Even telematics service providers - Airbiquity, Cross Country/ATX, Hughes, and WirelessCar - are seeking to enable and support a much wider range of applications ranging from news, weather and sports content delivery to traffic camera display and Internet radio. And social networking applications such as Twitter, FaceBook and myspace are being enabled for embedded in-vehicle use as well.

OEMs will do well to choose hardware, software, content, operating system and service providers that are capable of rapid deployment of voice and connectivity-enabled features and functions in a safe manner via a controlled vetting process. Ford is showing the way, but there will be multiple paths to this objective.

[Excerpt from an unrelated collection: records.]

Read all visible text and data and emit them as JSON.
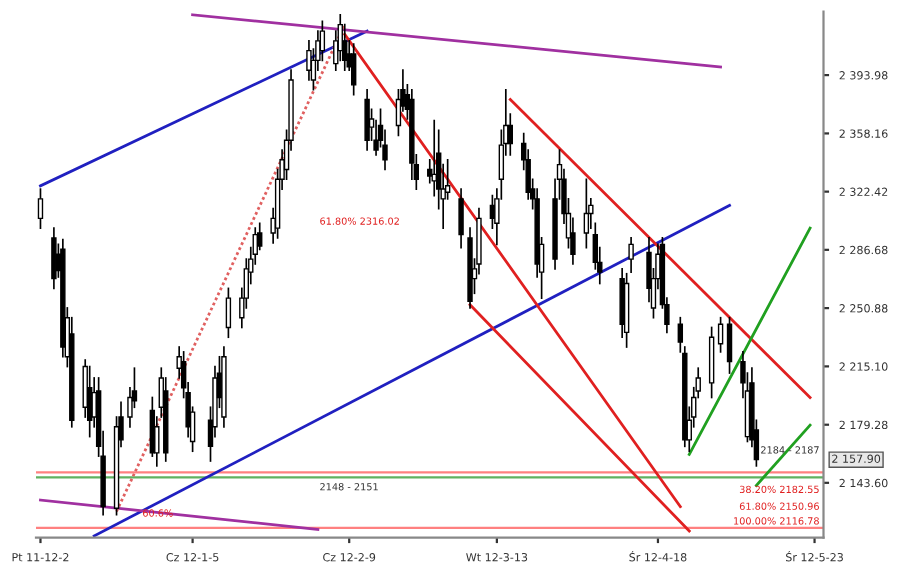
{
  "chart_data": {
    "type": "candlestick",
    "x": [
      "2011-12-02",
      "2011-12-05",
      "2011-12-06",
      "2011-12-07",
      "2011-12-08",
      "2011-12-09",
      "2011-12-12",
      "2011-12-13",
      "2011-12-14",
      "2011-12-15",
      "2011-12-16",
      "2011-12-19",
      "2011-12-20",
      "2011-12-22",
      "2011-12-23",
      "2011-12-27",
      "2011-12-28",
      "2011-12-29",
      "2011-12-30",
      "2012-01-02",
      "2012-01-03",
      "2012-01-04",
      "2012-01-05",
      "2012-01-09",
      "2012-01-10",
      "2012-01-11",
      "2012-01-12",
      "2012-01-13",
      "2012-01-16",
      "2012-01-17",
      "2012-01-18",
      "2012-01-19",
      "2012-01-20",
      "2012-01-23",
      "2012-01-24",
      "2012-01-25",
      "2012-01-26",
      "2012-01-27",
      "2012-01-31",
      "2012-02-01",
      "2012-02-02",
      "2012-02-03",
      "2012-02-06",
      "2012-02-07",
      "2012-02-08",
      "2012-02-09",
      "2012-02-10",
      "2012-02-13",
      "2012-02-14",
      "2012-02-15",
      "2012-02-16",
      "2012-02-17",
      "2012-02-20",
      "2012-02-21",
      "2012-02-22",
      "2012-02-23",
      "2012-02-24",
      "2012-02-27",
      "2012-02-28",
      "2012-02-29",
      "2012-03-01",
      "2012-03-02",
      "2012-03-05",
      "2012-03-07",
      "2012-03-08",
      "2012-03-09",
      "2012-03-12",
      "2012-03-13",
      "2012-03-14",
      "2012-03-15",
      "2012-03-16",
      "2012-03-19",
      "2012-03-20",
      "2012-03-21",
      "2012-03-22",
      "2012-03-23",
      "2012-03-26",
      "2012-03-27",
      "2012-03-28",
      "2012-03-29",
      "2012-03-30",
      "2012-04-02",
      "2012-04-03",
      "2012-04-04",
      "2012-04-05",
      "2012-04-10",
      "2012-04-11",
      "2012-04-12",
      "2012-04-16",
      "2012-04-17",
      "2012-04-18",
      "2012-04-19",
      "2012-04-20",
      "2012-04-23",
      "2012-04-24",
      "2012-04-25",
      "2012-04-26",
      "2012-04-27",
      "2012-04-30",
      "2012-05-02",
      "2012-05-04",
      "2012-05-07",
      "2012-05-08",
      "2012-05-09",
      "2012-05-10"
    ],
    "ohlc": [
      [
        2306,
        2324,
        2300,
        2318
      ],
      [
        2294,
        2300,
        2263,
        2269
      ],
      [
        2284,
        2290,
        2270,
        2274
      ],
      [
        2287,
        2293,
        2221,
        2227
      ],
      [
        2221,
        2251,
        2215,
        2245
      ],
      [
        2235,
        2245,
        2178,
        2182
      ],
      [
        2190,
        2219,
        2184,
        2215
      ],
      [
        2202,
        2215,
        2172,
        2182
      ],
      [
        2184,
        2208,
        2178,
        2199
      ],
      [
        2200,
        2208,
        2160,
        2166
      ],
      [
        2160,
        2175,
        2124,
        2129
      ],
      [
        2128,
        2184,
        2124,
        2178
      ],
      [
        2184,
        2193,
        2166,
        2170
      ],
      [
        2184,
        2202,
        2178,
        2196
      ],
      [
        2200,
        2214,
        2190,
        2194
      ],
      [
        2188,
        2196,
        2160,
        2162
      ],
      [
        2162,
        2184,
        2154,
        2178
      ],
      [
        2190,
        2214,
        2184,
        2208
      ],
      [
        2200,
        2208,
        2157,
        2162
      ],
      [
        2214,
        2227,
        2208,
        2221
      ],
      [
        2218,
        2224,
        2196,
        2202
      ],
      [
        2199,
        2205,
        2172,
        2178
      ],
      [
        2169,
        2190,
        2163,
        2187
      ],
      [
        2182,
        2190,
        2157,
        2166
      ],
      [
        2178,
        2215,
        2172,
        2208
      ],
      [
        2211,
        2221,
        2190,
        2196
      ],
      [
        2184,
        2227,
        2178,
        2221
      ],
      [
        2239,
        2263,
        2233,
        2257
      ],
      [
        2245,
        2263,
        2239,
        2257
      ],
      [
        2257,
        2281,
        2251,
        2275
      ],
      [
        2273,
        2288,
        2266,
        2281
      ],
      [
        2284,
        2300,
        2278,
        2296
      ],
      [
        2297,
        2303,
        2287,
        2289
      ],
      [
        2297,
        2312,
        2291,
        2306
      ],
      [
        2300,
        2336,
        2294,
        2330
      ],
      [
        2330,
        2348,
        2324,
        2342
      ],
      [
        2336,
        2360,
        2330,
        2354
      ],
      [
        2354,
        2397,
        2348,
        2391
      ],
      [
        2397,
        2415,
        2391,
        2409
      ],
      [
        2391,
        2410,
        2385,
        2403
      ],
      [
        2403,
        2421,
        2397,
        2415
      ],
      [
        2409,
        2427,
        2403,
        2421
      ],
      [
        2401,
        2421,
        2397,
        2415
      ],
      [
        2409,
        2431,
        2403,
        2425
      ],
      [
        2415,
        2425,
        2397,
        2403
      ],
      [
        2407,
        2415,
        2397,
        2399
      ],
      [
        2407,
        2413,
        2382,
        2388
      ],
      [
        2379,
        2385,
        2348,
        2354
      ],
      [
        2362,
        2373,
        2354,
        2367
      ],
      [
        2354,
        2366,
        2345,
        2348
      ],
      [
        2363,
        2373,
        2350,
        2354
      ],
      [
        2351,
        2360,
        2336,
        2342
      ],
      [
        2363,
        2385,
        2357,
        2379
      ],
      [
        2385,
        2397,
        2372,
        2375
      ],
      [
        2382,
        2388,
        2367,
        2373
      ],
      [
        2379,
        2385,
        2330,
        2340
      ],
      [
        2339,
        2345,
        2324,
        2330
      ],
      [
        2336,
        2342,
        2328,
        2332
      ],
      [
        2329,
        2366,
        2320,
        2333
      ],
      [
        2346,
        2360,
        2312,
        2324
      ],
      [
        2318,
        2339,
        2300,
        2324
      ],
      [
        2322,
        2342,
        2318,
        2326
      ],
      [
        2318,
        2324,
        2288,
        2296
      ],
      [
        2294,
        2300,
        2251,
        2255
      ],
      [
        2269,
        2281,
        2260,
        2275
      ],
      [
        2278,
        2312,
        2272,
        2306
      ],
      [
        2314,
        2320,
        2300,
        2306
      ],
      [
        2303,
        2324,
        2290,
        2318
      ],
      [
        2330,
        2360,
        2318,
        2351
      ],
      [
        2352,
        2385,
        2345,
        2363
      ],
      [
        2363,
        2370,
        2345,
        2352
      ],
      [
        2352,
        2358,
        2336,
        2342
      ],
      [
        2342,
        2348,
        2318,
        2322
      ],
      [
        2324,
        2330,
        2312,
        2318
      ],
      [
        2318,
        2324,
        2270,
        2278
      ],
      [
        2273,
        2294,
        2257,
        2290
      ],
      [
        2318,
        2330,
        2275,
        2281
      ],
      [
        2330,
        2348,
        2318,
        2339
      ],
      [
        2330,
        2336,
        2303,
        2309
      ],
      [
        2294,
        2318,
        2288,
        2309
      ],
      [
        2297,
        2306,
        2278,
        2284
      ],
      [
        2297,
        2330,
        2288,
        2309
      ],
      [
        2309,
        2318,
        2300,
        2314
      ],
      [
        2296,
        2303,
        2275,
        2279
      ],
      [
        2279,
        2288,
        2266,
        2273
      ],
      [
        2269,
        2275,
        2233,
        2241
      ],
      [
        2236,
        2272,
        2227,
        2266
      ],
      [
        2281,
        2294,
        2273,
        2290
      ],
      [
        2285,
        2294,
        2255,
        2263
      ],
      [
        2251,
        2275,
        2245,
        2269
      ],
      [
        2269,
        2290,
        2263,
        2284
      ],
      [
        2290,
        2294,
        2251,
        2253
      ],
      [
        2253,
        2257,
        2236,
        2241
      ],
      [
        2241,
        2245,
        2224,
        2230
      ],
      [
        2223,
        2227,
        2166,
        2170
      ],
      [
        2170,
        2190,
        2163,
        2182
      ],
      [
        2184,
        2202,
        2178,
        2196
      ],
      [
        2200,
        2214,
        2196,
        2208
      ],
      [
        2205,
        2239,
        2196,
        2233
      ],
      [
        2229,
        2245,
        2224,
        2241
      ],
      [
        2241,
        2245,
        2211,
        2218
      ],
      [
        2218,
        2224,
        2196,
        2205
      ],
      [
        2172,
        2211,
        2169,
        2200
      ],
      [
        2205,
        2214,
        2166,
        2170
      ],
      [
        2176,
        2182,
        2154,
        2157.9
      ]
    ],
    "series": [
      {
        "type": "line",
        "color": "#2020c0",
        "x": [
          "2011-12-02",
          "2012-02-13"
        ],
        "values": [
          2326,
          2421
        ]
      },
      {
        "type": "line",
        "color": "#2020c0",
        "x": [
          "2011-12-14",
          "2012-05-04"
        ],
        "values": [
          2111,
          2314
        ]
      },
      {
        "type": "line",
        "color": "#a030a0",
        "x": [
          "2012-01-05",
          "2012-05-02"
        ],
        "values": [
          2431,
          2399
        ]
      },
      {
        "type": "line",
        "color": "#a030a0",
        "x": [
          "2011-12-02",
          "2012-02-02"
        ],
        "values": [
          2133,
          2115
        ]
      },
      {
        "type": "line",
        "color": "#e02020",
        "x": [
          "2012-02-08",
          "2012-04-23"
        ],
        "values": [
          2419,
          2129
        ]
      },
      {
        "type": "line",
        "color": "#e02020",
        "x": [
          "2012-03-16",
          "2012-05-22"
        ],
        "values": [
          2379,
          2196
        ]
      },
      {
        "type": "line",
        "color": "#e02020",
        "x": [
          "2012-03-07",
          "2012-04-25"
        ],
        "values": [
          2253,
          2114
        ]
      },
      {
        "type": "line",
        "color": "#20a020",
        "x": [
          "2012-04-25",
          "2012-05-22"
        ],
        "values": [
          2161,
          2300
        ]
      },
      {
        "type": "line",
        "color": "#20a020",
        "x": [
          "2012-05-10",
          "2012-05-22"
        ],
        "values": [
          2142,
          2179
        ]
      },
      {
        "type": "line",
        "color": "#e06060",
        "line_style": "dotted",
        "x": [
          "2011-12-19",
          "2012-02-08"
        ],
        "values": [
          2126,
          2425
        ]
      }
    ],
    "ref_lines": [
      {
        "axis": "y",
        "value": 2150,
        "color": "#ff8080"
      },
      {
        "axis": "y",
        "value": 2147,
        "color": "#60b060"
      },
      {
        "axis": "y",
        "value": 2116,
        "color": "#ff8080"
      }
    ],
    "annotations": [
      "60.6%",
      "61.80% 2316.02",
      "2148 - 2151",
      "2184 - 2187",
      "38.20% 2182.55",
      "61.80% 2150.96",
      "100.00% 2116.78",
      "2 157.90"
    ],
    "xlim": [
      "2011-12-01",
      "2012-05-25"
    ],
    "xticks": [
      {
        "value": "2011-12-02",
        "label": "Pt 11-12-2"
      },
      {
        "value": "2012-01-05",
        "label": "Cz 12-1-5"
      },
      {
        "value": "2012-02-09",
        "label": "Cz 12-2-9"
      },
      {
        "value": "2012-03-13",
        "label": "Wt 12-3-13"
      },
      {
        "value": "2012-04-18",
        "label": "Śr 12-4-18"
      },
      {
        "value": "2012-05-23",
        "label": "Śr 12-5-23"
      }
    ],
    "ylim": [
      2110,
      2433
    ],
    "yticks": [
      {
        "value": 2393.98,
        "label": "2 393.98"
      },
      {
        "value": 2358.16,
        "label": "2 358.16"
      },
      {
        "value": 2322.42,
        "label": "2 322.42"
      },
      {
        "value": 2286.68,
        "label": "2 286.68"
      },
      {
        "value": 2250.88,
        "label": "2 250.88"
      },
      {
        "value": 2215.1,
        "label": "2 215.10"
      },
      {
        "value": 2179.28,
        "label": "2 179.28"
      },
      {
        "value": 2143.6,
        "label": "2 143.60"
      }
    ]
  }
}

January 15, 2010 10:01 rlanctot
Denso privately showed an Internet connectivity platform called Blue Harmony at the Detroit Auto Show this week. Despite its name which suggests an emphasis on Bluetooth, Blue Harmony is actually built around a 3G cellular connection enhanced with Wi-Fi for internal and external communication and Bluetooth. It is designed as a center stack solution with full-size, touch-screen display for navigation and other functions. The announcement shows Denso offering its own all-purpose alternative to similar solutions from Continental and Visteon. Blue Harmony's introduction reflects the ongoing efforts being made by Tier One suppliers to provide for smartphone integration and application downloads. Blue Harmony is designed to function with a variety of hardware and software configurations. The positioning of the system is clearly targeted at higher end applications as opposed to simple Bluetooth connectivity offerings such as Ford's Sync. Denso is being specific about the broad range of functionality enabled by the Blue Harmony system, but is being deliberately ambiguous about specific component partners and HMI, leaving these choices to potential customers. The stated objective of Blue Harmony is to enable connected consumer applications including access to music, news and traffic information while enabling safe implementation of social networking applications such as Facebook and Twitter. Flexibility and customizability are critical elements of the system including the ability to download applications capable of enabling services such as Pandora Internet radio. OEMs will be able to target different consumer segments with customized user interfaces or different application portfolios. Blue Harmony will also deploy a wide range of voice-enabled applications such as news readers or messaging. And in addition to Wi-Fi technology, the system also incorporates vehicle-to-vehicle communication capability.